Auch wenn Wissler ihre Mitgliedschaften offiziell beendet hat, sie hält nicht hinter dem Berg damit, dass sie nicht viel vom Parlamentarismus hält. Kapitalismus gilt ihr als "unmenschliches, grausames System", das Ziel einer klassenlosen Gesellschaft ist aus Wisslers Sicht "nicht über Parlamente oder Regierungen zu erreichen" – sondern durch Revolutionen.

Beim Kongress "Marx is Muss" sagte Wissler entsprechend: "Wir sollten uns nicht der Illusion hingeben, dass wir die Gesellschaft aus den Angeln heben können über Anträge und Reden im Parlament."
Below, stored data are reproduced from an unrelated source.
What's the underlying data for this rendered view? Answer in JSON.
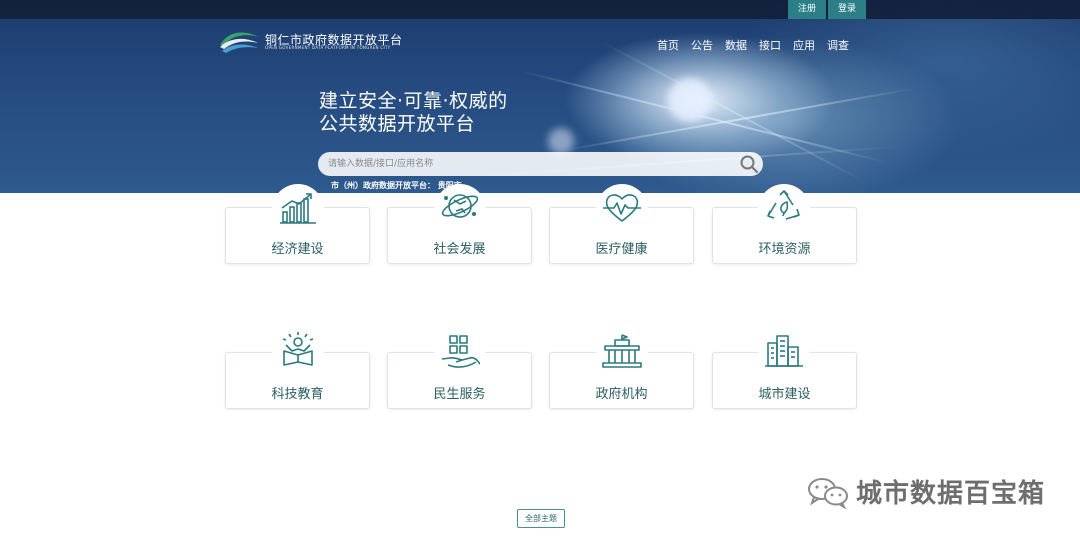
{
  "header": {
    "site_title": "铜仁市政府数据开放平台",
    "site_subtitle": "OPEN GOVERNMENT DATA PLATFORM IN TONGREN CITY",
    "register_label": "注册",
    "login_label": "登录",
    "nav": [
      "首页",
      "公告",
      "数据",
      "接口",
      "应用",
      "调查"
    ]
  },
  "hero": {
    "title_line1": "建立安全·可靠·权威的",
    "title_line2": "公共数据开放平台",
    "search_placeholder": "请输入数据/接口/应用名称",
    "note": "市（州）政府数据开放平台： 贵阳市"
  },
  "categories": [
    {
      "label": "经济建设",
      "icon": "economy-chart-icon"
    },
    {
      "label": "社会发展",
      "icon": "society-globe-icon"
    },
    {
      "label": "医疗健康",
      "icon": "health-heartbeat-icon"
    },
    {
      "label": "环境资源",
      "icon": "environment-recycle-icon"
    },
    {
      "label": "科技教育",
      "icon": "education-book-icon"
    },
    {
      "label": "民生服务",
      "icon": "service-hand-icon"
    },
    {
      "label": "政府机构",
      "icon": "government-building-icon"
    },
    {
      "label": "城市建设",
      "icon": "city-buildings-icon"
    }
  ],
  "footer": {
    "all_topics_label": "全部主题"
  },
  "watermark": {
    "text": "城市数据百宝箱"
  },
  "colors": {
    "accent": "#2c7f86",
    "icon_stroke": "#2b7a7f",
    "hero_bg": "#24497e"
  }
}
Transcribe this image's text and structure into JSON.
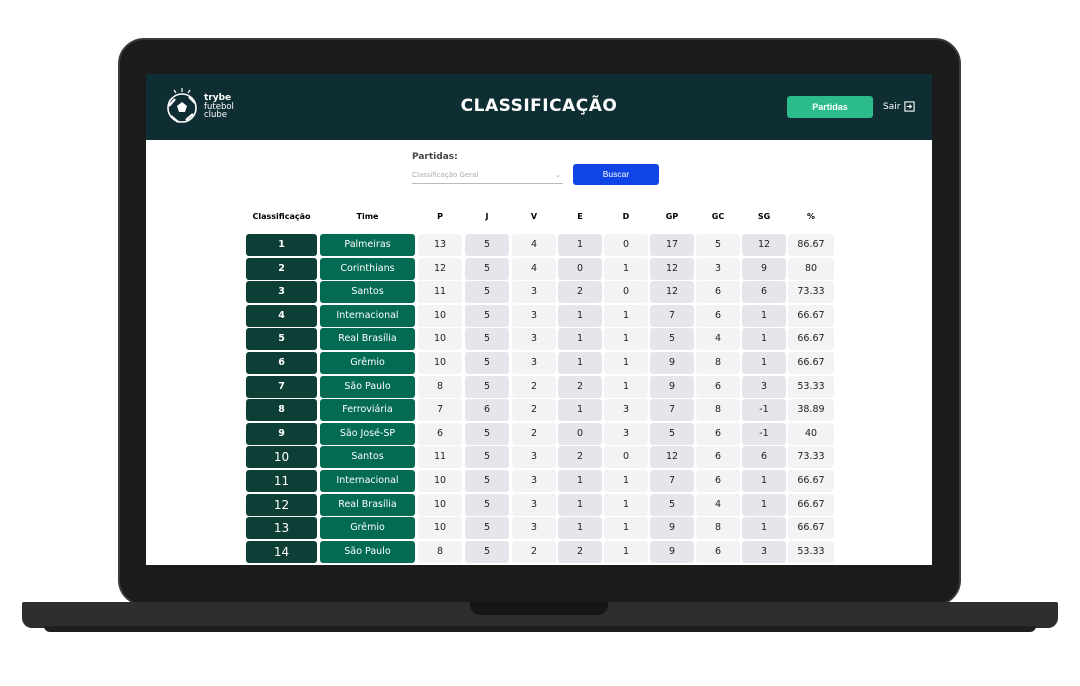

"Vergleichsweise konstruktiv"

Zu ihren politischen Forderungen zählen neben einem Nato-Austritt, der Auflösung des Verfassungsschutzes und dem Stopp von Rüstungsexporten auch eine Vermögensabgabe, die Verstaatlichung von Krankenhäusern und Immobilienkonzernen sowie die Überwindung von Hartz-IV.

Trotz alledem gilt die Hessin bei anderen Landtagsfraktionen als "vergleichsweise konstruktiv", außerdem als charmant und zuverlässig. Wissler ist gut vernetzt und zählt zu den besten Rednerinnen im Parlament, ist Mitglied der globalisierungskritischen NGO "Attac" und der Gewerkschaft Verdi. Im Zusammenhang mit dem hessischen Polizeiskandal war Wissler von rechtsextremistischen Morddrohungen betroffen.

Kann das Duo harmonieren?

Kann das Duo aus Wissler und Bartsch harmonieren? Zumindest Bartsch hat seine Kooperationsfähigkeit mit ungleichen Partnern bereits unter Beweis gestellt – denn auch dem Doppel mit Sahra Wagenknecht wurden nur geringe Erfolgsaussichten bescheinigt. Das Bündnis funktionierte besser als gedacht. Wie es mit Wissler ausgehen wird, muss sich nun zeigen.

An ihrer Bühnen-Performance müssen die beiden Linkspolitiker definitiv noch arbeiten: Bei einem gemeinsamen Presseauftritt verließen Bartsch und Wissler ohne sich umzudrehen die Bühne in entgegengesetzten Richtungen – sie nach rechts, er nach links. Den kosmetischen Fehler nicht zum Sinnbild werden zu lassen, hat das Duo nun selbst in der Hand.